In my years with the Small Business Development Center, one question continually echoes from small business owners, “Is there a formula that businesses should use to determine their marketing budget for the year?”
I wish it were that easy. There are certainly guidelines available. Trade associations, RMA and others collect national data that provide averages on business operations, sales and marketing. Many businesses often use past years’ sales to either increase or decrease the amount they spend on marketing.
But, truth be told, the question itself uncovers an inherent problem in how a small business owner views marketing and its role in the organization. By relying on a percentage of sales, operating costs, or any other formula, marketing is relegated to what a business wants to spend, instead of what a business should spend. Marketing is not an operational cost, but rather an investment in the business. And as such, the investment needs to be based on good information, solid marketing strategies and clear goals.

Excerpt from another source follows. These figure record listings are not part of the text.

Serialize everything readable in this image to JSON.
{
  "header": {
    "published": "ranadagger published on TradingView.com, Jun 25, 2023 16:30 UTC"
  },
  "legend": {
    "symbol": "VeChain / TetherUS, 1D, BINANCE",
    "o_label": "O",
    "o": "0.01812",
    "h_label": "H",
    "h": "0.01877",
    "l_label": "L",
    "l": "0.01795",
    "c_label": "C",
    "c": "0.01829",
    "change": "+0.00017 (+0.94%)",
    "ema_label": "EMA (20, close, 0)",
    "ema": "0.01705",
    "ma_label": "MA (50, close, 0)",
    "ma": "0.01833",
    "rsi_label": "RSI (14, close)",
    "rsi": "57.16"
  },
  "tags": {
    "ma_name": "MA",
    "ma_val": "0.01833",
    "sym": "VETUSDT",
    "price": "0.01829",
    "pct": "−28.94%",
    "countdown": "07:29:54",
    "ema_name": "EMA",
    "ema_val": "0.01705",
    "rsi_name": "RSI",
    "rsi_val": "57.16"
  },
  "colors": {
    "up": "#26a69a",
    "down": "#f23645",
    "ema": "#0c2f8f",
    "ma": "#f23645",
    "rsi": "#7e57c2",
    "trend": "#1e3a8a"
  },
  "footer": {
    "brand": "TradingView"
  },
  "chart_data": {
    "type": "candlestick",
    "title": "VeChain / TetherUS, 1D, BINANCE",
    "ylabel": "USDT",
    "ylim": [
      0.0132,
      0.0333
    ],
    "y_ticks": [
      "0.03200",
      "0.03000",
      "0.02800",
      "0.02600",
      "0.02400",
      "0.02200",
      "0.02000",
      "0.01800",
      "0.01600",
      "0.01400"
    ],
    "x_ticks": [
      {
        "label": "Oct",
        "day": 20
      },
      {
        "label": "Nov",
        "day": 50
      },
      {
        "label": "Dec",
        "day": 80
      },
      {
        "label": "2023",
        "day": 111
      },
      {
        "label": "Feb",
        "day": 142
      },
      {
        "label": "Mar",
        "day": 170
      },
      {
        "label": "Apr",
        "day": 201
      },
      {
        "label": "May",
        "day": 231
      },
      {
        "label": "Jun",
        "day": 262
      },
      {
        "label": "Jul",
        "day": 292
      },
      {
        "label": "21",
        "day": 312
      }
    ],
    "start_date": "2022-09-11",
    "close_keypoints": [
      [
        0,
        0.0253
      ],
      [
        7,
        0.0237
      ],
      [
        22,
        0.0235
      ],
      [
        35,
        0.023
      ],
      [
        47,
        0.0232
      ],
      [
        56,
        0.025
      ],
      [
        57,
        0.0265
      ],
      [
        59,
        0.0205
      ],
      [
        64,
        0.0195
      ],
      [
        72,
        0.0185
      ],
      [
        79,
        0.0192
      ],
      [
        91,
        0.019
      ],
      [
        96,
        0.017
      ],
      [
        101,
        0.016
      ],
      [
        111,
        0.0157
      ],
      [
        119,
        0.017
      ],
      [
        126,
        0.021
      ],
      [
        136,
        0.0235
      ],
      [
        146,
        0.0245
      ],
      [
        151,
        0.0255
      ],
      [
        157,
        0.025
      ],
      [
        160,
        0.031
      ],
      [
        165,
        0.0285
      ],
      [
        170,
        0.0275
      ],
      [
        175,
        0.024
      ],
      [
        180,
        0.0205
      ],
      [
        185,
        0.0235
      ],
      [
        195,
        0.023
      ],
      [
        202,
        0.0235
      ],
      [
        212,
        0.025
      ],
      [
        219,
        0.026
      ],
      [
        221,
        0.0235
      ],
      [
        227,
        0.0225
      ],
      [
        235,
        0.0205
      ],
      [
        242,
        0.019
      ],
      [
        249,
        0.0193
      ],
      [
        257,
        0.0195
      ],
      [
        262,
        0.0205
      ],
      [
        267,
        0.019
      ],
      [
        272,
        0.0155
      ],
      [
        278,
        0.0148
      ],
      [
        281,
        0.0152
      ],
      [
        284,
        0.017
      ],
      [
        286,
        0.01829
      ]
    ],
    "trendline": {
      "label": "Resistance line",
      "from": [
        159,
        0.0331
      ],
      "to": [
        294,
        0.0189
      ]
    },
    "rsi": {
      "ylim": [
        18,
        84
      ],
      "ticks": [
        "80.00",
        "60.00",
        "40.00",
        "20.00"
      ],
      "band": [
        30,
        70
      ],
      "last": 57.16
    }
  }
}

Every year, at least, business should review their marketing plans. Have the target markets changed? How has the competitive field changed? Do we have new marketing goals and what promotional strategies need to be used to achieve them? Business is not stagnant and neither can your marketing efforts. By keeping the end goals in mind, owners have a better chance of reaching them.
Once the plan has been reviewed and new strategies and tactics developed, then the marketing investment can be established. The better question to ask is “How much is all this going to cost and can we afford it?” If the answer is yes, great! But if not, then a business has to determine what is crucial, what can wait, what has to go, or where can they get the money.
If marketing is seen as an investment rather than a cost, then the investment should also bring reward. A strong marketing plan with clear strategies and goals will oftentimes increase what a small business owner would have been willing to invest.
Once invested, every marketing cost should be measured for return. Every advertising campaign, sales promotion and direct sales strategies should bring revenue back to the business. But unlike many investments, small business owners tend not to measure marketing. It can be one of the biggest frustrations for the small business owner, because without this crucial evaluation, they don’t know what their money is doing.
If marketing begins to be treated as an investment, then the results become more apparent – and more real – to small business owners. In any business, there are no easy answers. But hopefully, we continue to ask the right questions.